UK GDP was stronger than expected in the final three months of 2016, rising by a quarterly 0.6%, vs. the 0.5% expected. The annual rate of growth was confirmed at 2.2%, which is likely to make the UK one of the fastest growing of the major economies last year.

The key driver of growth was the service sector, which expanded by a healthy 0.8%, while agriculture, production and manufacturing decreased by 0.7%, 0.4% and 1%, respectively, adding nothing to this morning’s figure. The UK economy grew at a faster rate in the two months after Brexit, compared to the 2 months’ before the EU Referendum vote in June.

Every silver lining has a cloud…

Sullying these figures are some uncomfortable truths about the state of UK growth, which is looking dangerously unbalanced propped up entirely by services. The large one-off decline in sterling that we saw last year has not helped to boost our trade position, or boost manufacturing production, which fell a hefty 1% at the end of last year. This is a big problem for the UK economy going forward, as the outlook for the consumer is set to darken later this year as rising inflation and Brexit uncertainty start to become a concern for the consumer.

The pound has sold off on the GDP report, even though it beat expectations. The service sector was strong, but other sectors performed worse than expected, which, as explained above, does not bode well for growth going forward. Today’s move in GBP/USD suggests that 1.2670 is near term resistance, however, while we remain above the 100-day sma at 1.2507, the outlook for GBP is constructive, ahead of key resistance at 1.28, which could trigger a sharper sell off.

Overall, this report is significant for a few reasons:

  1. * Although the UK economy may have been the best performer in the developed world last year, 2017 is a new epoch, and Brexit risks to the economy are likely to materialise in the coming months.
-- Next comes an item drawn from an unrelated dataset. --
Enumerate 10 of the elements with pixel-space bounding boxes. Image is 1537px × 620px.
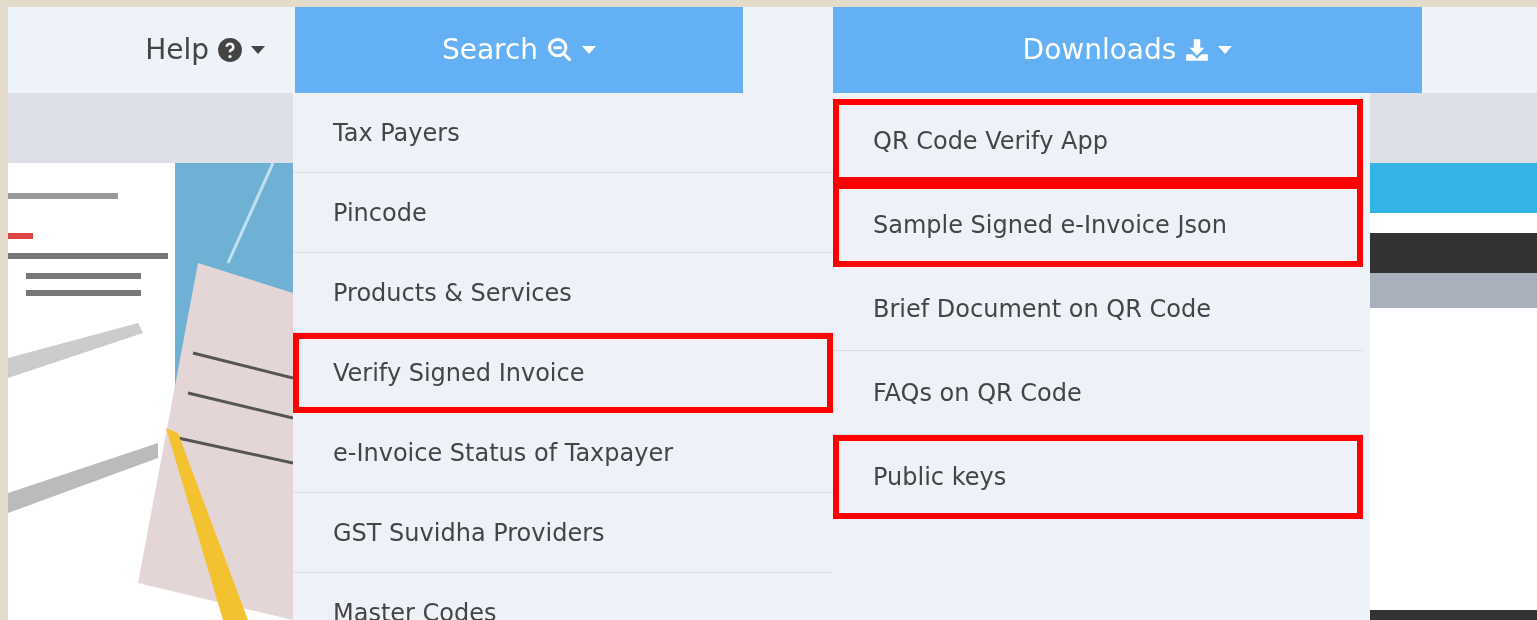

  2. * The weakness in production and manufacturing suggest that the UK economy has been propped up entirely by the services sector and the consumer. The UK economy’s resilience could be at risk if Brexit fears start to hit consumer confidence in the coming months.

  3. * If the consumer is to maintain its powerful position as a key driver of UK growth then household borrowing is likely to go up this year, which could hasten action from the BOE to lift interest rates, as borrowing levels are a key concern for the BOE Governor Mark Carney.

  4. * Inflation is also worrying Mark Carney and co. who seem more likely to hike rates on the back of a rising inflation threat than to cut rates to protect growth. Thus, if the economy does flag in the coming months the Bank of England may not be there to provide extra support, making a “hard landing” post-Brexit more likely.

Overall, the pound is looking beyond the headline GDP figure, and the market seems concerned about the sharp drop in the non-services sector of the economy. Once you delve into the detail, there are some disturbing truths about UK growth and its reliance on the services sector, which may become a casualty from Brexit.

The question for Theresa May and the government is does it protect its golden goose - the services sector - in the upcoming Brexit negotiations, or does it continue to provide support for the flagging industrial and production sectors? If the PM wants to see growth levels maintained in the coming month then they would be wise to protect services and the consumer.